How often have I heard people wish they had muslim's whom they could talk to, insteadof terrorists who we need to run from ?
This girl is trying to be open. Her position in the muslim community does not make this a natural act, just as most jews (see other comments) are naturally uncomfortable being open to the muslim position. You can not look at the individuals on the ground and really beleive that no one, is ever wronged by the circumstances of our world. Israel gave muslims in the geography of Israel a choice in 1947-48.. stand beside us as members of our society and you are one of us, run based on claims by arab countries that they will drive the jews into the sea and you are not one of us.

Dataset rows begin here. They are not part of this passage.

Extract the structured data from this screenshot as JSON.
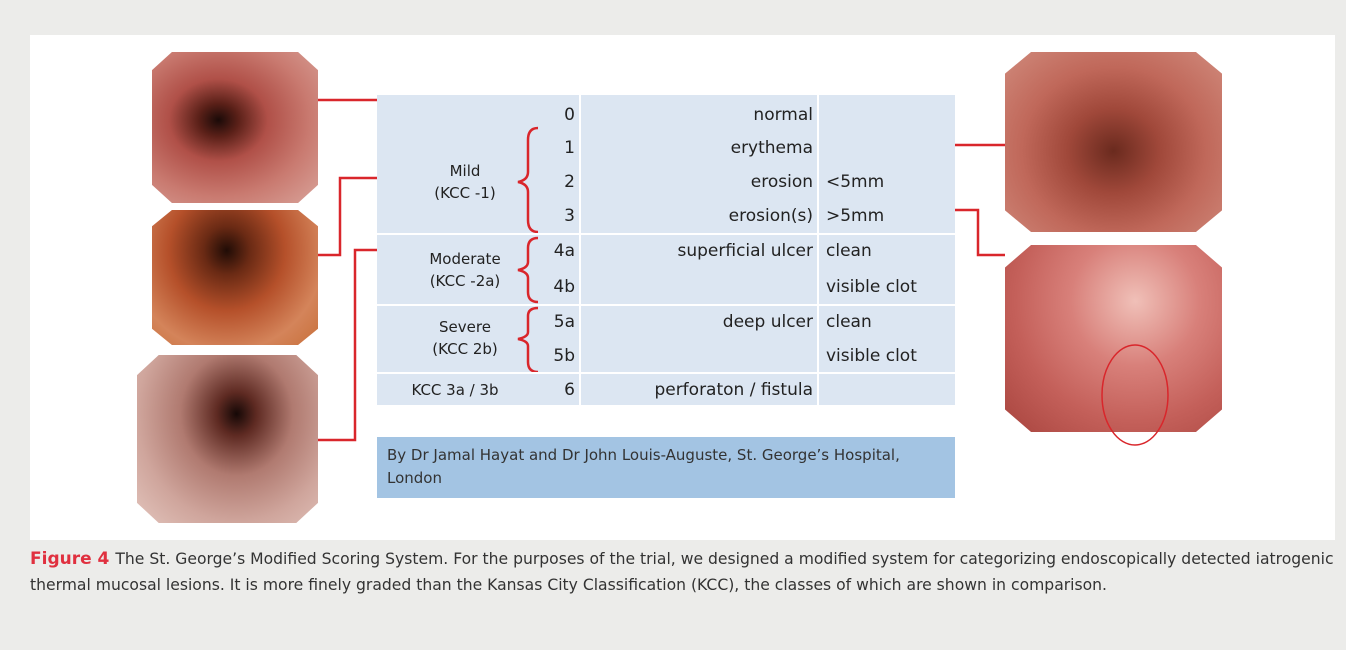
{
  "figure": {
    "table": {
      "groups": [
        {
          "lines": [
            "Mild",
            "(KCC -1)"
          ]
        },
        {
          "lines": [
            "Moderate",
            "(KCC -2a)"
          ]
        },
        {
          "lines": [
            "Severe",
            "(KCC 2b)"
          ]
        },
        {
          "lines": [
            "KCC 3a / 3b"
          ]
        }
      ],
      "rows": [
        {
          "grade": "0",
          "lesion": "normal"
        },
        {
          "grade": "1",
          "lesion": "erythema"
        },
        {
          "grade": "2",
          "lesion": "erosion",
          "detail": "<5mm"
        },
        {
          "grade": "3",
          "lesion": "erosion(s)",
          "detail": ">5mm"
        },
        {
          "grade": "4a",
          "lesion": "superficial ulcer",
          "detail": "clean"
        },
        {
          "grade": "4b",
          "detail": "visible clot"
        },
        {
          "grade": "5a",
          "lesion": "deep ulcer",
          "detail": "clean"
        },
        {
          "grade": "5b",
          "detail": "visible clot"
        },
        {
          "grade": "6",
          "lesion": "perforaton / fistula"
        }
      ]
    },
    "credit": "By Dr Jamal Hayat and Dr John Louis-Auguste, St. George’s Hospital, London",
    "caption": {
      "label": "Figure 4",
      "text": "The St. George’s Modified Scoring System. For the purposes of the trial, we designed a modified system for categorizing endoscopically detected iatrogenic thermal mucosal lesions. It is more finely graded than the Kansas City Classification (KCC), the classes of which are shown in comparison."
    }
  }
}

No doubt, this position was right to the extent that indivudals living in Israel need to know whom their friends and foes are. Still, many individuals living in poverty today are innocents in the sense that they were born to parents who happened to live in a certain place. these individuals comitted no crime, but deal with significant disadvantages that I hope my children will never need to deal with.
Yes, the arab world ca help them and does not, but it does not free us of all responsibility either. This young woman is trying to make progress and while I amy or may not be totally comfortable with what she thinks or proposes, listening and talking must be better than shooting and bombing. I understand that many will see this approach as a naive liberal approach to dealing with a situation where terrorists are often in control and I understand that. But at the same time, this is a case where the liberals whom are typically accused of being the cynics are the optomists and I think there is little reason not to try to talk. The sad thing, and I do not know how to fix this, is that one person intent on murdering via terror, can terrorise an entire community into collaborating. And this is something I do not know how to fix. Still, my sense is that it must be fixed from within the muslim community and I must say that I am pleased to see a young muslim woman who is acting with integrity in an effort to make things better. Again, I may not be comfortable with her opinions and insights, but if I do not understand and emapathise with people, how can we ever learn to live together. I Personally hope that we learn to live together in peace in the middle east and the rest of the world, even if we are not always comfortable with each other. The alternative is not good.